Muon treats each 2-D weight matrix as a fundamental unit rather than a collection of independent scalars. It applies Newton-Schulz orthogonalization to the momentum buffer, which normalizes the gradient's singular values and prevents the explosive growth common in quantized networks. Unlike Adam, Muon stores only one momentum buffer per matrix instead of two moment statistics, reducing memory overhead by half.

### Why does Muon use Newton-Schulz iterations instead of standard SVD?

The `zeropower_via_newtonschulz5` function approximates orthogonalization using five Newton-Schulz iterations, which is computationally cheaper than a full SVD decomposition.
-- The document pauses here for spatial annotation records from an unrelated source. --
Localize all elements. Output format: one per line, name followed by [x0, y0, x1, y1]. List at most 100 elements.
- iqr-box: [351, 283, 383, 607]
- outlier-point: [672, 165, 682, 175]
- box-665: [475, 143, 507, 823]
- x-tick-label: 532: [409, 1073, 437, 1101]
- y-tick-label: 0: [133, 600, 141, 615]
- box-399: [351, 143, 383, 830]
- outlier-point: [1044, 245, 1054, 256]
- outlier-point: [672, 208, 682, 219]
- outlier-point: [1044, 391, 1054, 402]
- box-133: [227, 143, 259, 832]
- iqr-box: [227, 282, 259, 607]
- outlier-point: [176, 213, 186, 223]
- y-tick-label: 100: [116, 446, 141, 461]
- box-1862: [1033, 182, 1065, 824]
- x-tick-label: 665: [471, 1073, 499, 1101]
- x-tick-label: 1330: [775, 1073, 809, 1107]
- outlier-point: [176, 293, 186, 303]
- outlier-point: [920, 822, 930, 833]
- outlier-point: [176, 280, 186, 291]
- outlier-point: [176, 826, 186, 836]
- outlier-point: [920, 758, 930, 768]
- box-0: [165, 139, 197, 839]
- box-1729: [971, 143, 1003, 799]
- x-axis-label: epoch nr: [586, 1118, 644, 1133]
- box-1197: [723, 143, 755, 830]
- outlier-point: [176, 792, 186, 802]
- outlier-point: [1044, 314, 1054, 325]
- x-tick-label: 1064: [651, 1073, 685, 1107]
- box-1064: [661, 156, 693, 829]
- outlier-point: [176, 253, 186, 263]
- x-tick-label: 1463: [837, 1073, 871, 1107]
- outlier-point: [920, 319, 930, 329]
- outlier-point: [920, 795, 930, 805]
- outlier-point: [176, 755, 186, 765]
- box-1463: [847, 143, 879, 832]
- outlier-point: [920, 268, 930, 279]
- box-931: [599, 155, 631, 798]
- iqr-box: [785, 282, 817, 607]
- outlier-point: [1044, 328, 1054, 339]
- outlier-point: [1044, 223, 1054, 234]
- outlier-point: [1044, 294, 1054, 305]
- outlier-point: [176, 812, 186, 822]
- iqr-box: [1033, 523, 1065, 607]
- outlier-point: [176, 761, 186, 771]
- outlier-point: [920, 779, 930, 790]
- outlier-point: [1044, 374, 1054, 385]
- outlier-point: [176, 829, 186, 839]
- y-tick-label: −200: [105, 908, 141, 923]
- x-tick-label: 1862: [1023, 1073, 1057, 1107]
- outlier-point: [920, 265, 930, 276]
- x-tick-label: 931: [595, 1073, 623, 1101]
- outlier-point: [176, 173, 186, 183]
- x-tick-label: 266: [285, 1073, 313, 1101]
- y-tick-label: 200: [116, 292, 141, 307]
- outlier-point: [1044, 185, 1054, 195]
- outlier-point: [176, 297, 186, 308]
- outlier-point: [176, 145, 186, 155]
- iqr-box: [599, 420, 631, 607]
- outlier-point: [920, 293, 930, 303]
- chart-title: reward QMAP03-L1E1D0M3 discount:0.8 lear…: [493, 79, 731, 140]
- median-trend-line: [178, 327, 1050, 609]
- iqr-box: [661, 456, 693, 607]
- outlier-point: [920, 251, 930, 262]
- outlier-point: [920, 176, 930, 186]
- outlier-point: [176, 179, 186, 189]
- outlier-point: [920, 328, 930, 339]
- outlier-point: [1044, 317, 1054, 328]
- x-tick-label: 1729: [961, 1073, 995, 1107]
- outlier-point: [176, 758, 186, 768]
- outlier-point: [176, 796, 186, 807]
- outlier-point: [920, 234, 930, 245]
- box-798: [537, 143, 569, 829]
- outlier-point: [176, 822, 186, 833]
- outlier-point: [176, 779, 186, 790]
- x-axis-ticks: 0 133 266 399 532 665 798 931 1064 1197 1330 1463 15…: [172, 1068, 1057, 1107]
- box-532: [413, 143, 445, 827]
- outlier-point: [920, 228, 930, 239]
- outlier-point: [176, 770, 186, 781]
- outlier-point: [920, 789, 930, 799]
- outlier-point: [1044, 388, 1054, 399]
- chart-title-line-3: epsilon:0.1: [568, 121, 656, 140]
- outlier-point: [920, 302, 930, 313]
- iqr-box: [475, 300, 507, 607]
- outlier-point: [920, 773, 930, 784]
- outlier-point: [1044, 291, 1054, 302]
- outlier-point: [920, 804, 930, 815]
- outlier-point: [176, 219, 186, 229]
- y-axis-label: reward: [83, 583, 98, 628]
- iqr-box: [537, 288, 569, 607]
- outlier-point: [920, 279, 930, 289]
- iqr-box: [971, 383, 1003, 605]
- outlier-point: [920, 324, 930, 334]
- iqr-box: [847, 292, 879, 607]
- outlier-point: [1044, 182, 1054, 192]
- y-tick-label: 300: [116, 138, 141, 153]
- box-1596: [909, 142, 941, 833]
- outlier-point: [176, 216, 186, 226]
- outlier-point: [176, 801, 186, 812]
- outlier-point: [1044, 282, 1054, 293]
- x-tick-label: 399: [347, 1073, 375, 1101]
This iterative approach is sufficient to project gradients onto the orthogonal group while preserving the matrix structure, making it ideal for parameter-constrained training where every FLOP and memory access counts.

### How does the momentum warm-up schedule work in Muon?

The momentum coefficient linearly interpolates from `muon_momentum_warmup_start` (typically 0.85) to the target `muon_momentum` (typically 0.95) over the first `muon_momentum_warmup_steps` training steps. This schedule, implemented in [`train_gpt.py`](https://github.com/openai/parameter-golf/blob/main/train_gpt.py) lines 126-133, prevents early oscillations before the gradient distributions stabilize, which is particularly important when training with aggressive quantization.

### Can Muon be used for non-transformer architectures or non-quantized models?

Yes, Muon is architecture-agnostic and applies to any model with 2-D weight matrices. While it was designed specifically for parameter-constrained training in the `parameter-golf` codebase, the orthogonalization and scale-correction mechanisms provide stable gradient updates for any deep network. However, the split-optimizer approach (Muon for matrices, Adam for embeddings) is recommended to maintain training dynamics similar to standard Adam schedules.